During a possible feeder refill, a perturbation is introduced into the system and the mixture composition is directly affected. Through the tracking of the powder and its mean residence time within each process, this perturbation is transported downstream, causing the product quality constraints to be violated for a specific time interval. This implies that the produced tablets will be discarded and, thus, the cost of waste is no more equal to zero until steady state is again reached. Finally, during a time period of 24 h of operation, a minimum required production must be achieved (10⁶ tablets), which is assumed to be the minimum amount of tablets necessary to satisfy product demand.
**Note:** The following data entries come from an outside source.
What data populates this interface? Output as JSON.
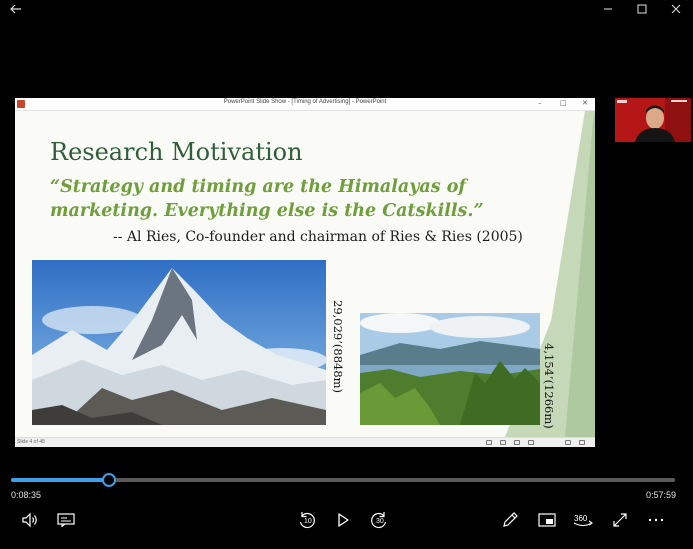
{
  "window": {
    "back_icon": "back-arrow-icon",
    "minimize_icon": "minimize-icon",
    "maximize_icon": "maximize-icon",
    "close_icon": "close-icon"
  },
  "presentation": {
    "window_title": "PowerPoint Slide Show - [Timing of Advertising] - PowerPoint",
    "slide": {
      "heading": "Research Motivation",
      "quote": "“Strategy and timing are the Himalayas of marketing. Everything else is the Catskills.”",
      "attribution": "-- Al Ries, Co-founder and chairman of Ries & Ries (2005)",
      "image1_label": "29,029’(8848m)",
      "image2_label": "4,154’(1266m)"
    },
    "status": {
      "slide_counter": "Slide 4 of 48"
    },
    "accent_color": "#2e5f39",
    "quote_color": "#6e9f3a"
  },
  "player": {
    "current_time": "0:08:35",
    "total_time": "0:57:59",
    "progress_fraction": 0.148,
    "skip_back_label": "10",
    "skip_forward_label": "30",
    "accent_color": "#3d9eea",
    "icons": [
      "volume-icon",
      "captions-icon",
      "skip-back-icon",
      "play-icon",
      "skip-forward-icon",
      "edit-pen-icon",
      "mini-view-icon",
      "360-view-icon",
      "fullscreen-icon",
      "more-options-icon"
    ]
  }
}
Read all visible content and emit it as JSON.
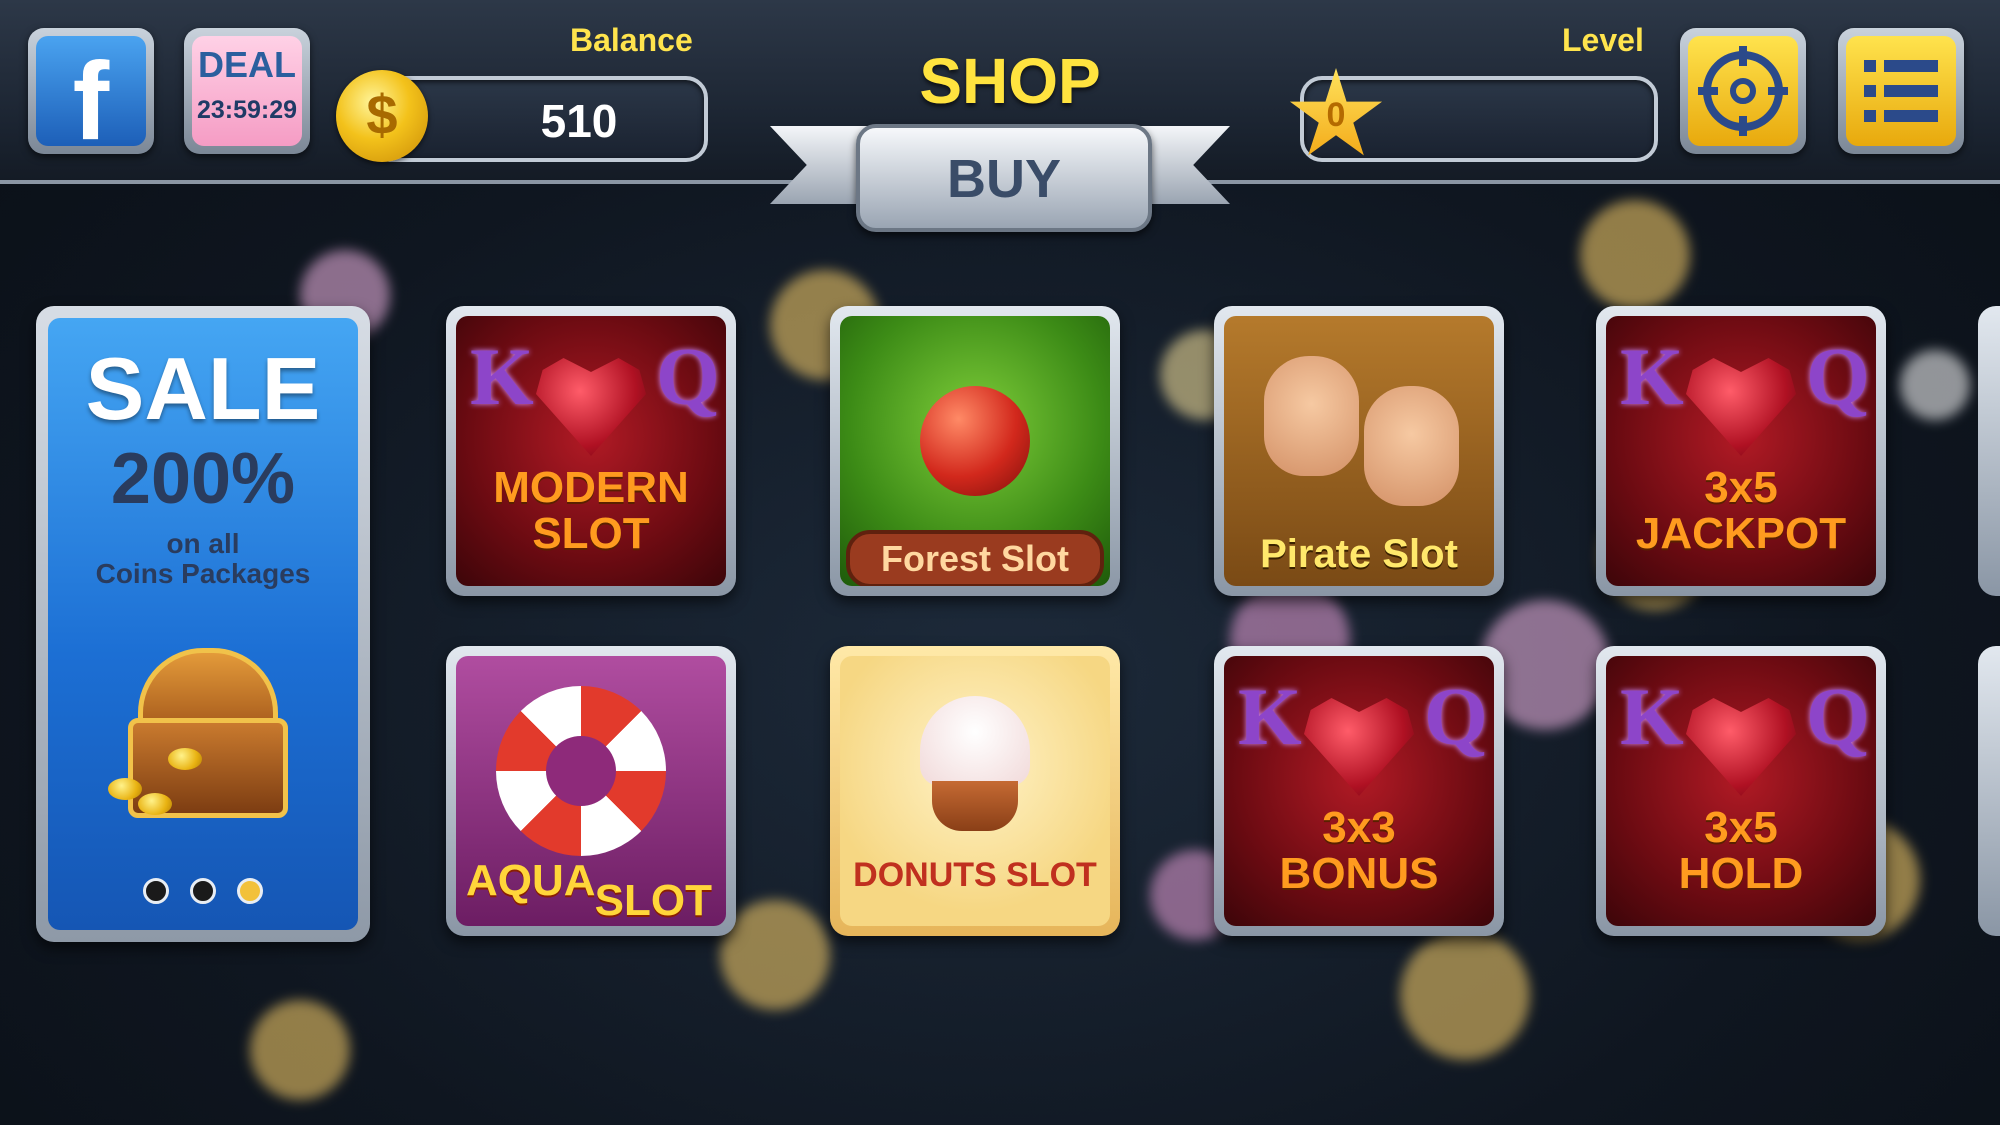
{
  "header": {
    "facebook_label": "f",
    "deal": {
      "title": "DEAL",
      "timer": "23:59:29"
    },
    "balance_label": "Balance",
    "balance_value": "510",
    "coin_symbol": "$",
    "shop_title": "SHOP",
    "buy_label": "BUY",
    "level_label": "Level",
    "level_value": "0"
  },
  "sale_card": {
    "title": "SALE",
    "percent": "200%",
    "line1": "on all",
    "line2": "Coins Packages",
    "pages": 3,
    "active_page": 3
  },
  "tiles": {
    "modern": {
      "line1": "MODERN",
      "line2": "SLOT"
    },
    "forest": {
      "name": "Forest Slot"
    },
    "pirate": {
      "name": "Pirate Slot"
    },
    "jackpot": {
      "line1": "3x5",
      "line2": "JACKPOT"
    },
    "aqua": {
      "word1": "AQUA",
      "word2": "SLOT"
    },
    "donuts": {
      "name": "DONUTS SLOT"
    },
    "bonus": {
      "line1": "3x3",
      "line2": "BONUS"
    },
    "hold": {
      "line1": "3x5",
      "line2": "HOLD"
    }
  },
  "kq": {
    "k": "K",
    "q": "Q"
  },
  "colors": {
    "accent_yellow": "#ffe33f",
    "facebook_blue": "#1d5fb8",
    "sale_blue": "#1c6fd4",
    "slot_red": "#b11a25"
  },
  "icons": {
    "facebook": "facebook-icon",
    "coin": "coin-icon",
    "star": "star-icon",
    "settings": "settings-icon",
    "menu": "menu-list-icon"
  }
}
In order to incorporate the effects of uncertainty caused by material property variations and model parameter uncertainty, the mean particle size of the three materials is drawn from their actual particle size distribution data; the input bulk density of the materials is also drawn from uniform distributions with upper and lower bounds defined by manufacturer specifications. Based on the results of prior sensitivity analysis, these two parameters have an effect on two of the decision variables of the simulated system: the total flow rate and MgSt concentration. The remaining decision variables are controllable by the user, thus do not contribute toward the final variability of the objective function. The significant model parameters which also contribute toward the final output variability are the Heckel model parameters as well as the tuned dynamic response parameters of the feeder models.

Results

Since the number of decision variables is N = 7, a total number of 77 design points are chosen initially and a Latin hypercube algorithm is used to identify the optimal sampling locations based on a max–min distance criterion. The number of design points of 77 is chosen based on the empirical rule of thumb of approximately 10N number of samples for an N-dimensional space. Based on these samples, the kriging model is built correlating the set of seven inputs to the value of the calculated objective function (total cost of a 24-h operation). In addition, three of the black-box inequalities of Problem 9 are used to form the feasibility problem, except for tablet porosity which is solely affected by tablet compaction pressure through an exponential algebraic equation; thus, this equation is used as is in the optimization problem. The certainty of this direct correlation is confirmed by the SA work, which has verified that the only factor which affects porosity is compaction pressure.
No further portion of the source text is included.